The universe Alita lives in now is violent. Criminals run rampant through the streets, and bounty hunters viciously compete with one another to catch the most prey. For entertainment, bloodthirsty viewers watch citizens compete in a game called Motorball, in which competitors brutally attack one another in gladiator-style battle. Winners, Alita learns, get the chance to go to Zalem, a rich world in the sky devoid of the garbage and carnage plaguing earth-tied Iron City. (The prospect of a better life proves too good for even Alita to pass up, so movie-goers can definitely expect some wild fight scenes from our main star.) While the action in the film is riveting, it's not nearly as graphic or bloody as it is in the comic books (the film is only rated PG-13).
The story's pacing is faster than the comics, as well. The movie combines multiple elements spanning across the comic-book series, meshing some of the timelines and events.
Alita's appearance has also been a major topic of discussion amongst fans. Transforming an illustration into a live-action character is always a challenge for filmmakers, and the decision to use CGI to depict Alita perplexed some. Cameron, however, stands by the choice he and Rodriguez made to make Alita appear less human with the addition of larger eyes and robotic limbs.

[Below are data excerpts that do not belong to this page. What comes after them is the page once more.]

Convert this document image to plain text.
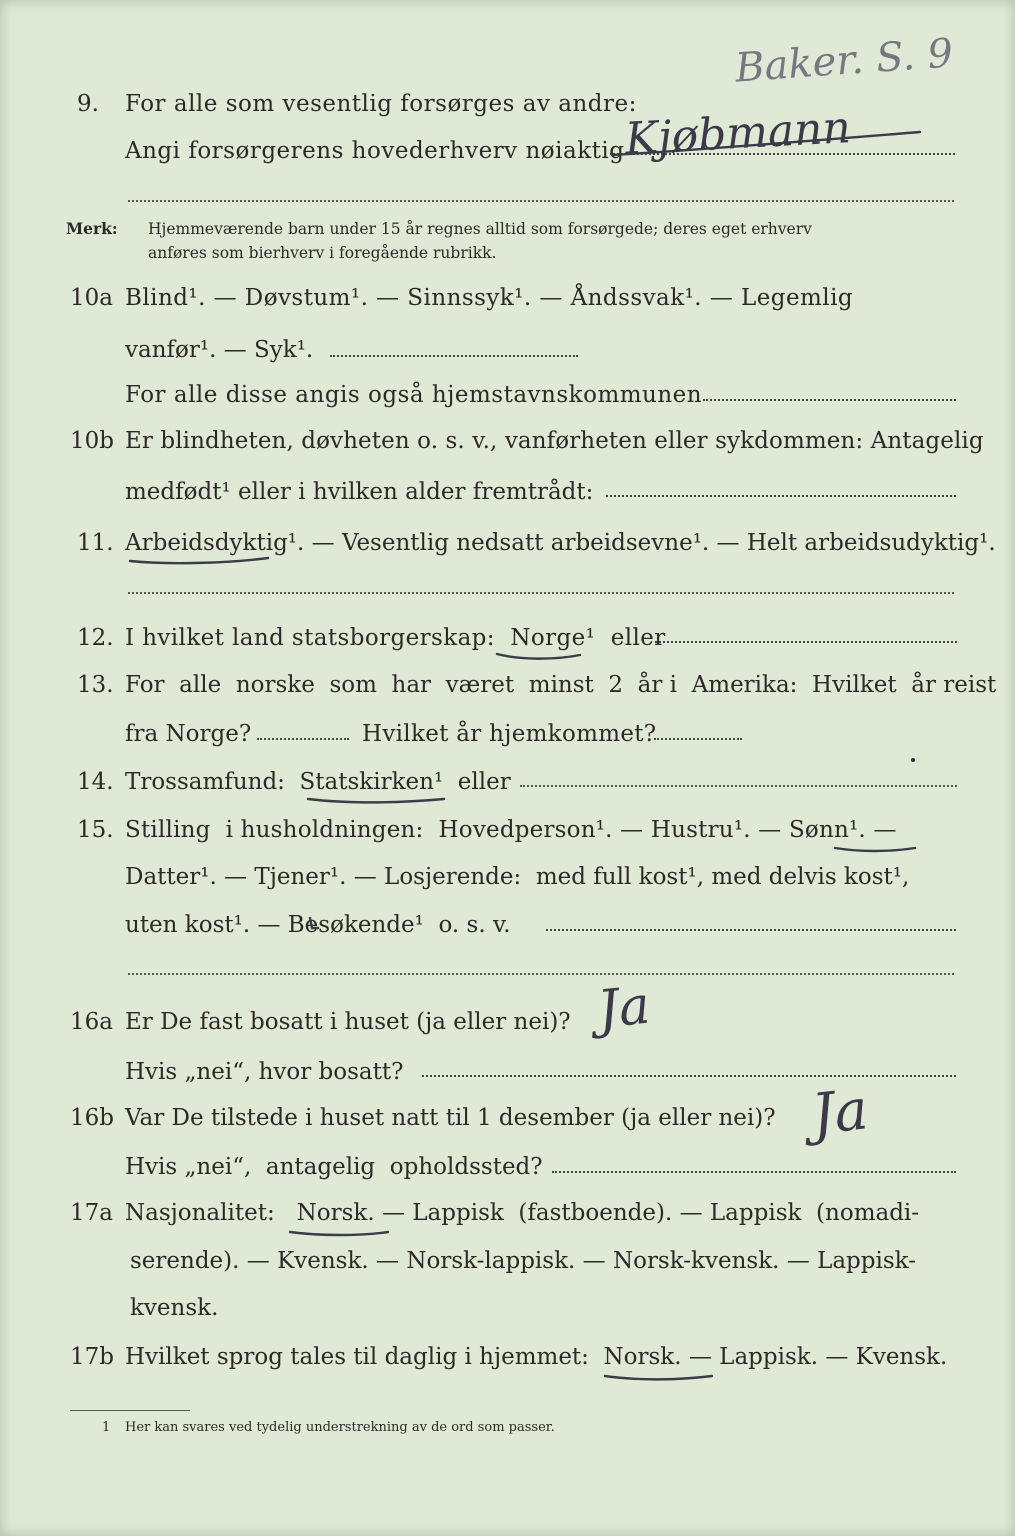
Baker. S. 9
9. For alle som vesentlig forsørges av andre:
Angi forsørgerens hovederhverv nøiaktig Kjøbmann
Merk: Hjemmeværende barn under 15 år regnes alltid som forsørgede; deres eget erhverv
anføres som bierhverv i foregående rubrikk.
10a Blind¹. — Døvstum¹. — Sinnssyk¹. — Åndssvak¹. — Legemlig
vanfør¹. — Syk¹.
For alle disse angis også hjemstavnskommunen
10b Er blindheten, døvheten o. s. v., vanførheten eller sykdommen: Antagelig
medfødt¹ eller i hvilken alder fremtrådt:
11. Arbeidsdyktig¹. — Vesentlig nedsatt arbeidsevne¹. — Helt arbeidsudyktig¹.
12. I hvilket land statsborgerskap:  Norge¹  eller
13. For  alle  norske  som  har  været  minst  2  år i  Amerika:  Hvilket  år reist
fra Norge?	Hvilket år hjemkommet?
14. Trossamfund:  Statskirken¹  eller
15. Stilling  i husholdningen:  Hovedperson¹. — Hustru¹. — Sønn¹. —
Datter¹. — Tjener¹. — Losjerende:  med full kost¹, med delvis kost¹,
uten kost¹. — Besøkende¹  o. s. v.
16a Er De fast bosatt i huset (ja eller nei)? Ja
Hvis „nei“, hvor bosatt?
16b Var De tilstede i huset natt til 1 desember (ja eller nei)? Ja
Hvis „nei“,  antagelig  opholdssted?
17a Nasjonalitet:   Norsk. — Lappisk  (fastboende). — Lappisk  (nomadi-
serende). — Kvensk. — Norsk-lappisk. — Norsk-kvensk. — Lappisk-
kvensk.
17b Hvilket sprog tales til daglig i hjemmet:  Norsk. — Lappisk. — Kvensk.
1 Her kan svares ved tydelig understrekning av de ord som passer.
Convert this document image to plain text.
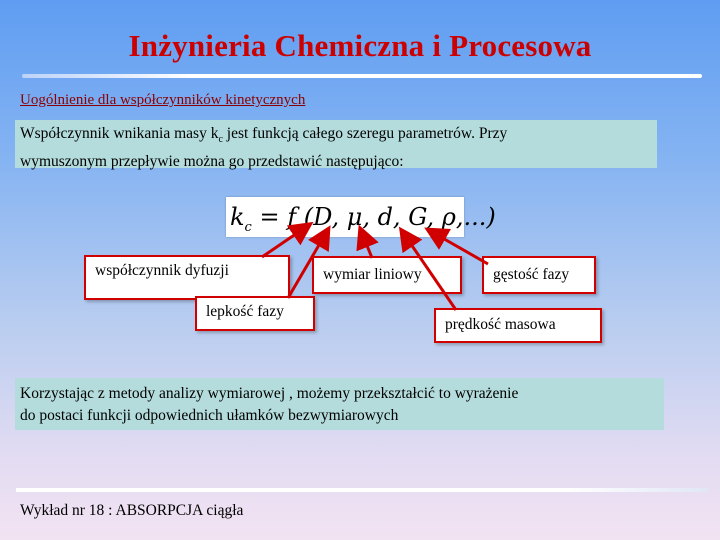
Inżynieria Chemiczna i Procesowa
Uogólnienie dla współczynników kinetycznych
Współczynnik wnikania masy $k_c$ jest funkcją całego szeregu parametrów. Przy
wymuszonym przepływie można go przedstawić następująco:
$k_c = f$ (D, μ, d, G, ρ,...)
współczynnik dyfuzji
lepkość fazy
wymiar liniowy	gęstość fazy
prędkość masowa
Korzystając z metody analizy wymiarowej , możemy przekształcić to wyrażenie
do postaci funkcji odpowiednich ułamków bezwymiarowych
Wykład nr 18 : ABSORPCJA ciągła
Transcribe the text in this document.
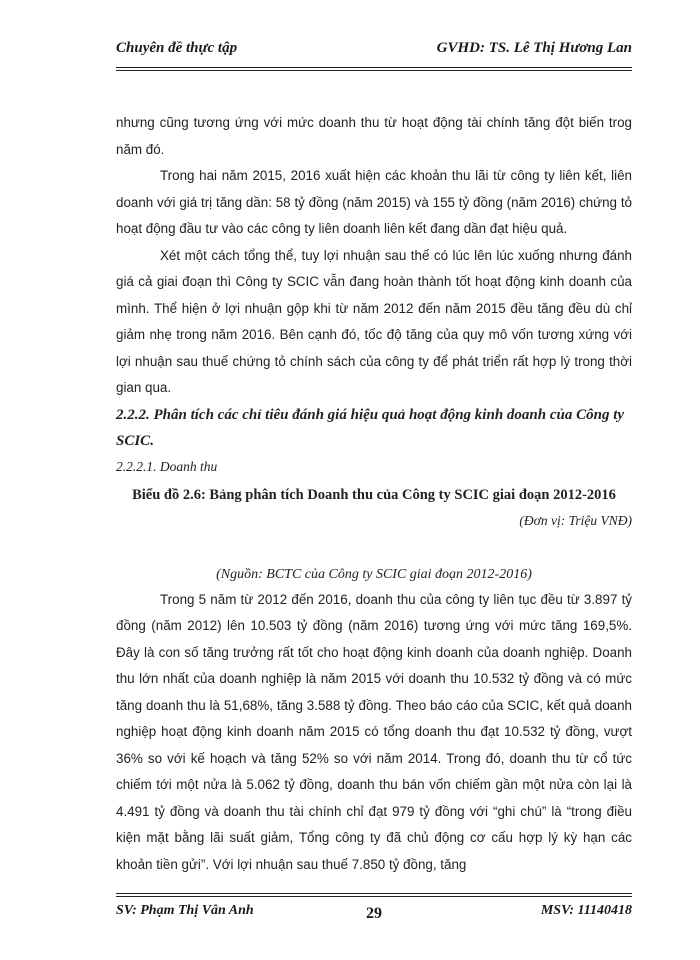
Chuyên đề thực tập	GVHD: TS. Lê Thị Hương Lan

nhưng cũng tương ứng với mức doanh thu từ hoạt động tài chính tăng đột biến trog năm đó.

Trong hai năm 2015, 2016 xuất hiện các khoản thu lãi từ công ty liên kết, liên doanh với giá trị tăng dần: 58 tỷ đồng (năm 2015) và 155 tỷ đồng (năm 2016) chứng tỏ hoạt động đầu tư vào các công ty liên doanh liên kết đang dần đạt hiệu quả.

Xét một cách tổng thể, tuy lợi nhuận sau thế có lúc lên lúc xuống nhưng đánh giá cả giai đoạn thì Công ty SCIC vẫn đang hoàn thành tốt hoạt động kinh doanh của mình. Thể hiện ở lợi nhuận gộp khi từ năm 2012 đến năm 2015 đều tăng đều dù chỉ giảm nhẹ trong năm 2016. Bên cạnh đó, tốc độ tăng của quy mô vốn tương xứng với lợi nhuận sau thuế chứng tỏ chính sách của công ty để phát triển rất hợp lý trong thời gian qua.

2.2.2. Phân tích các chỉ tiêu đánh giá hiệu quả hoạt động kinh doanh của Công ty SCIC.
2.2.2.1. Doanh thu
Biểu đồ 2.6: Bảng phân tích Doanh thu của Công ty SCIC giai đoạn 2012-2016
(Đơn vị: Triệu VNĐ)
(Nguồn: BCTC của Công ty SCIC giai đoạn 2012-2016)

Trong 5 năm từ 2012 đến 2016, doanh thu của công ty liên tục đều từ 3.897 tỷ đồng (năm 2012) lên 10.503 tỷ đồng (năm 2016) tương ứng với mức tăng 169,5%. Đây là con số tăng trưởng rất tốt cho hoạt động kinh doanh của doanh nghiệp. Doanh thu lớn nhất của doanh nghiệp là năm 2015 với doanh thu 10.532 tỷ đồng và có mức tăng doanh thu là 51,68%, tăng 3.588 tỷ đồng. Theo báo cáo của SCIC, kết quả doanh nghiệp hoạt động kinh doanh năm 2015 có tổng doanh thu đạt 10.532 tỷ đồng, vượt 36% so với kế hoạch và tăng 52% so với năm 2014. Trong đó, doanh thu từ cổ tức chiếm tới một nửa là 5.062 tỷ đồng, doanh thu bán vốn chiếm gần một nửa còn lại là 4.491 tỷ đồng và doanh thu tài chính chỉ đạt 979 tỷ đồng với “ghi chú” là “trong điều kiện mặt bằng lãi suất giảm, Tổng công ty đã chủ động cơ cấu hợp lý kỳ hạn các khoản tiền gửi”. Với lợi nhuận sau thuế 7.850 tỷ đồng, tăng

SV: Phạm Thị Vân Anh	29	MSV: 11140418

"I was intrigued by the technical challenge of a photo-real human character done in CG," Cameron told Den of Geek. "So with the exception of the size of her eyes and her ability to leap further, move faster, things like that, and to be dismembered and still functioning — those are the CG parts of her. But we had to make her photo-real. We had to make her sort of flesh and blood." As for the effectiveness of said CG, well, the reviews are mixed. One complaint is that the character was created in the male gaze, with the result being bigger breasts, too-small waist, and overt sexualization. Leading actress Salazar, however, disagrees and told Playboy she thinks Alita's bodily transformation was appropriate given that she goes from teenager to adult.
"The creator, Yukito Kishiro, didn't give her these Murakami tits and ass," she said. "Alita finds and is given her new Berserker Body, and it's really interesting because she's going from 14 to 18. That's a whole, formative experience for a woman... She goes from a child-like [figure], a flatter chest, a more proportionate young teen body, to a woman's body." She added that she sees it as "a very natural process."
Changes and all, Kishiro gives the adaptation a thumbs up.
"For the old fans who've been following the franchise and the IP [intellectual property] for a very long time, I think I can safely say that this movie really carries the core and the essence of what was in the original works," he told CBR.com. "I think there's a lot of reason to be excited and to stay tuned for what comes next."
So, does the film match up to the comic series? That's ultimately for you to decide.